We have reached a pivotal moment in the quest for meaningful reform of the Toxic Substances Control Act (TSCA):  On Wednesday the Senate Environment and Public Works Committee will mark up a new and improved version of the Safe Chemicals Act.  To my knowledge, this will be the first time a vote has been taken in the U.S. Congress to amend the basic provisions of TSCA since its passage in 1976.
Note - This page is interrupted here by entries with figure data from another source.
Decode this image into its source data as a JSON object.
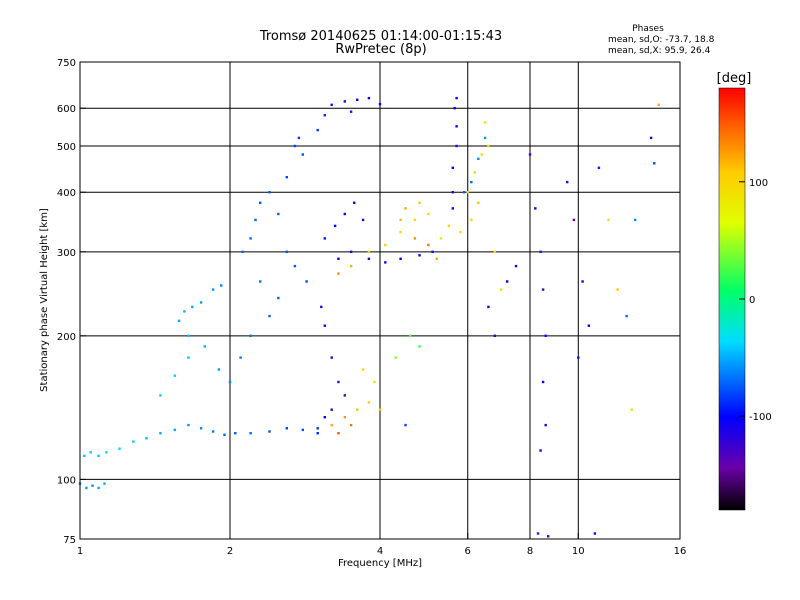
{
  "chart_data": {
    "type": "scatter",
    "title": "Tromsø 20140625 01:14:00-01:15:43",
    "subtitle": "RwPretec (8p)",
    "xlabel": "Frequency [MHz]",
    "ylabel": "Stationary phase Virtual Height [km]",
    "xscale": "log",
    "yscale": "log",
    "xlim": [
      1,
      16
    ],
    "ylim": [
      75,
      750
    ],
    "xticks": [
      1,
      2,
      4,
      6,
      8,
      10,
      16
    ],
    "yticks": [
      75,
      100,
      200,
      300,
      400,
      500,
      600,
      750
    ],
    "grid": true,
    "stats": {
      "heading": "Phases",
      "line1": "mean, sd,O: -73.7, 18.8",
      "line2": "mean, sd,X:  95.9, 26.4"
    },
    "colorbar": {
      "label": "[deg]",
      "range": [
        -180,
        180
      ],
      "ticks": [
        -100,
        0,
        100
      ],
      "colormap": "rainbow"
    },
    "series": [
      {
        "points": [
          [
            1.0,
            98,
            -60
          ],
          [
            1.03,
            96,
            -55
          ],
          [
            1.06,
            97,
            -58
          ],
          [
            1.09,
            96,
            -52
          ],
          [
            1.12,
            98,
            -50
          ],
          [
            1.02,
            112,
            -45
          ],
          [
            1.05,
            114,
            -40
          ],
          [
            1.09,
            112,
            -42
          ],
          [
            1.13,
            114,
            -40
          ],
          [
            1.2,
            116,
            -38
          ],
          [
            1.28,
            120,
            -40
          ],
          [
            1.36,
            122,
            -45
          ],
          [
            1.45,
            125,
            -50
          ],
          [
            1.55,
            127,
            -52
          ],
          [
            1.65,
            130,
            -55
          ],
          [
            1.75,
            128,
            -60
          ],
          [
            1.85,
            126,
            -65
          ],
          [
            1.95,
            124,
            -70
          ],
          [
            2.05,
            125,
            -75
          ],
          [
            2.2,
            125,
            -70
          ],
          [
            2.4,
            126,
            -78
          ],
          [
            2.6,
            128,
            -82
          ],
          [
            2.8,
            127,
            -80
          ],
          [
            3.0,
            128,
            -85
          ],
          [
            1.45,
            150,
            -40
          ],
          [
            1.55,
            165,
            -38
          ],
          [
            1.65,
            180,
            -42
          ],
          [
            1.78,
            190,
            -50
          ],
          [
            1.9,
            170,
            -55
          ],
          [
            2.0,
            160,
            -60
          ],
          [
            2.1,
            180,
            -65
          ],
          [
            2.2,
            200,
            -68
          ],
          [
            1.58,
            215,
            -50
          ],
          [
            1.62,
            225,
            -48
          ],
          [
            1.68,
            230,
            -52
          ],
          [
            1.75,
            235,
            -55
          ],
          [
            1.85,
            250,
            -58
          ],
          [
            1.92,
            255,
            -62
          ],
          [
            1.65,
            200,
            -45
          ],
          [
            2.12,
            300,
            -70
          ],
          [
            2.2,
            320,
            -70
          ],
          [
            2.25,
            350,
            -72
          ],
          [
            2.3,
            380,
            -74
          ],
          [
            2.4,
            400,
            -75
          ],
          [
            2.5,
            360,
            -72
          ],
          [
            2.6,
            300,
            -75
          ],
          [
            2.7,
            280,
            -78
          ],
          [
            2.85,
            260,
            -80
          ],
          [
            2.5,
            240,
            -70
          ],
          [
            2.3,
            260,
            -68
          ],
          [
            2.4,
            220,
            -72
          ],
          [
            2.6,
            430,
            -80
          ],
          [
            2.7,
            500,
            -82
          ],
          [
            2.75,
            520,
            -84
          ],
          [
            2.8,
            480,
            -78
          ],
          [
            3.0,
            540,
            -85
          ],
          [
            3.1,
            580,
            -90
          ],
          [
            3.2,
            610,
            -95
          ],
          [
            3.4,
            620,
            -98
          ],
          [
            3.6,
            625,
            -100
          ],
          [
            3.8,
            630,
            -102
          ],
          [
            4.0,
            612,
            -105
          ],
          [
            3.5,
            590,
            -92
          ],
          [
            3.1,
            320,
            -95
          ],
          [
            3.25,
            340,
            -100
          ],
          [
            3.4,
            360,
            -110
          ],
          [
            3.55,
            380,
            -115
          ],
          [
            3.7,
            350,
            -118
          ],
          [
            3.3,
            290,
            -105
          ],
          [
            3.5,
            300,
            -112
          ],
          [
            3.8,
            290,
            -120
          ],
          [
            4.1,
            285,
            -110
          ],
          [
            4.4,
            290,
            -108
          ],
          [
            4.8,
            295,
            -100
          ],
          [
            5.1,
            300,
            -95
          ],
          [
            3.05,
            230,
            -110
          ],
          [
            3.1,
            210,
            -115
          ],
          [
            3.2,
            180,
            -120
          ],
          [
            3.3,
            160,
            -125
          ],
          [
            3.4,
            150,
            -130
          ],
          [
            3.2,
            140,
            -115
          ],
          [
            3.1,
            135,
            -100
          ],
          [
            3.0,
            125,
            -90
          ],
          [
            3.2,
            130,
            120
          ],
          [
            3.4,
            135,
            125
          ],
          [
            3.6,
            140,
            110
          ],
          [
            3.8,
            145,
            105
          ],
          [
            3.9,
            160,
            90
          ],
          [
            3.7,
            170,
            100
          ],
          [
            3.5,
            130,
            140
          ],
          [
            3.3,
            125,
            150
          ],
          [
            3.3,
            270,
            130
          ],
          [
            3.5,
            280,
            120
          ],
          [
            3.8,
            300,
            110
          ],
          [
            4.1,
            310,
            100
          ],
          [
            4.4,
            330,
            90
          ],
          [
            4.7,
            350,
            100
          ],
          [
            5.0,
            360,
            95
          ],
          [
            5.3,
            320,
            90
          ],
          [
            4.5,
            370,
            120
          ],
          [
            4.8,
            380,
            110
          ],
          [
            5.5,
            340,
            100
          ],
          [
            5.8,
            330,
            90
          ],
          [
            6.1,
            350,
            95
          ],
          [
            5.6,
            400,
            -110
          ],
          [
            5.6,
            450,
            -100
          ],
          [
            5.7,
            500,
            -95
          ],
          [
            5.7,
            550,
            -100
          ],
          [
            5.65,
            600,
            -105
          ],
          [
            5.7,
            630,
            -110
          ],
          [
            5.6,
            370,
            -100
          ],
          [
            6.0,
            400,
            105
          ],
          [
            6.2,
            440,
            100
          ],
          [
            6.4,
            480,
            95
          ],
          [
            6.6,
            500,
            100
          ],
          [
            6.3,
            380,
            110
          ],
          [
            6.5,
            560,
            90
          ],
          [
            6.8,
            300,
            95
          ],
          [
            7.0,
            250,
            98
          ],
          [
            6.6,
            230,
            -110
          ],
          [
            6.8,
            200,
            -120
          ],
          [
            7.2,
            260,
            -100
          ],
          [
            7.5,
            280,
            -110
          ],
          [
            8.0,
            480,
            -130
          ],
          [
            8.2,
            370,
            -110
          ],
          [
            8.4,
            300,
            -90
          ],
          [
            8.5,
            250,
            -130
          ],
          [
            8.6,
            200,
            -95
          ],
          [
            8.5,
            160,
            -100
          ],
          [
            8.6,
            130,
            -110
          ],
          [
            8.4,
            115,
            -100
          ],
          [
            8.7,
            76,
            -130
          ],
          [
            8.3,
            77,
            -90
          ],
          [
            9.5,
            420,
            -130
          ],
          [
            9.8,
            350,
            -140
          ],
          [
            10.2,
            260,
            -110
          ],
          [
            10.5,
            210,
            -100
          ],
          [
            10.0,
            180,
            -95
          ],
          [
            10.8,
            77,
            -120
          ],
          [
            11.0,
            450,
            -90
          ],
          [
            11.5,
            350,
            90
          ],
          [
            12.0,
            250,
            110
          ],
          [
            12.5,
            220,
            -70
          ],
          [
            12.8,
            140,
            90
          ],
          [
            13.0,
            350,
            -60
          ],
          [
            14.0,
            520,
            -110
          ],
          [
            14.2,
            460,
            -80
          ],
          [
            14.5,
            610,
            120
          ],
          [
            5.9,
            400,
            -75
          ],
          [
            6.1,
            420,
            -70
          ],
          [
            6.3,
            470,
            -60
          ],
          [
            6.5,
            520,
            -55
          ],
          [
            4.0,
            140,
            110
          ],
          [
            4.5,
            130,
            -80
          ],
          [
            4.3,
            180,
            40
          ],
          [
            4.6,
            200,
            30
          ],
          [
            4.8,
            190,
            20
          ],
          [
            4.4,
            350,
            115
          ],
          [
            4.7,
            320,
            130
          ],
          [
            5.0,
            310,
            140
          ],
          [
            5.2,
            290,
            120
          ]
        ]
      }
    ]
  }
}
The markup will come after today’s oversight hearing in the same committee spurred by a set of events that couldn’t provide a better poster child for why this law needs so badly to be overhauled:  An exposé published in the Chicago Tribune on the massive use in everyday household items of a set of flame retardant chemicals that were grandfathered in under TSCA 36 years ago along with more than 60,000 others.  Their safety was never required to be determined, let alone established – yet we now know these toxic chemicals not only do not serve their claimed purpose, but are so persistent in the environment and build up in people such that every American – including newborn babies – carries them in our bodies.

While we still have quite a ways to go to achieve real and lasting TSCA reform, the new language represents real progress toward the “sweet spot” – striking the right balance between the dual needs of ensuring vital public health protections, sustaining the economic health of the chemical industry and spurring it to innovate toward safer chemicals.  Any objective reader of the new language will see, for example, that it better tailors and paces information requirements, ensures speed to market for new chemicals, and enhances protection of companies’ proprietary interests in chemicals they develop.

The changes reflect the sustained efforts of a group of diverse stakeholders who dedicated themselves over the last many months to seek out common ground and to provide substantive input on the legislation, often in the face of considerable opposition.  Relative to the introduced version of the Safe Chemicals Act of 2011, major sections have been completely rewritten to address key concerns heard from all stakeholders, including those not willing to come to the table.

While further progress is needed, the changes being made to the legislation are direct and tangible evidence of the fact that when stakeholders positively engage in the legislative process, the result is an improved bill.

EDF and the Safer Chemicals Healthy Families coalition stand committed to continuing to work after Wednesday’s markup with all parties willing to engage with us in good faith toward finding more common ground.  This week in particular, it is vital that those who have sought out such common ground stand behind the progress made to date and make clear they are committed to taking this forward.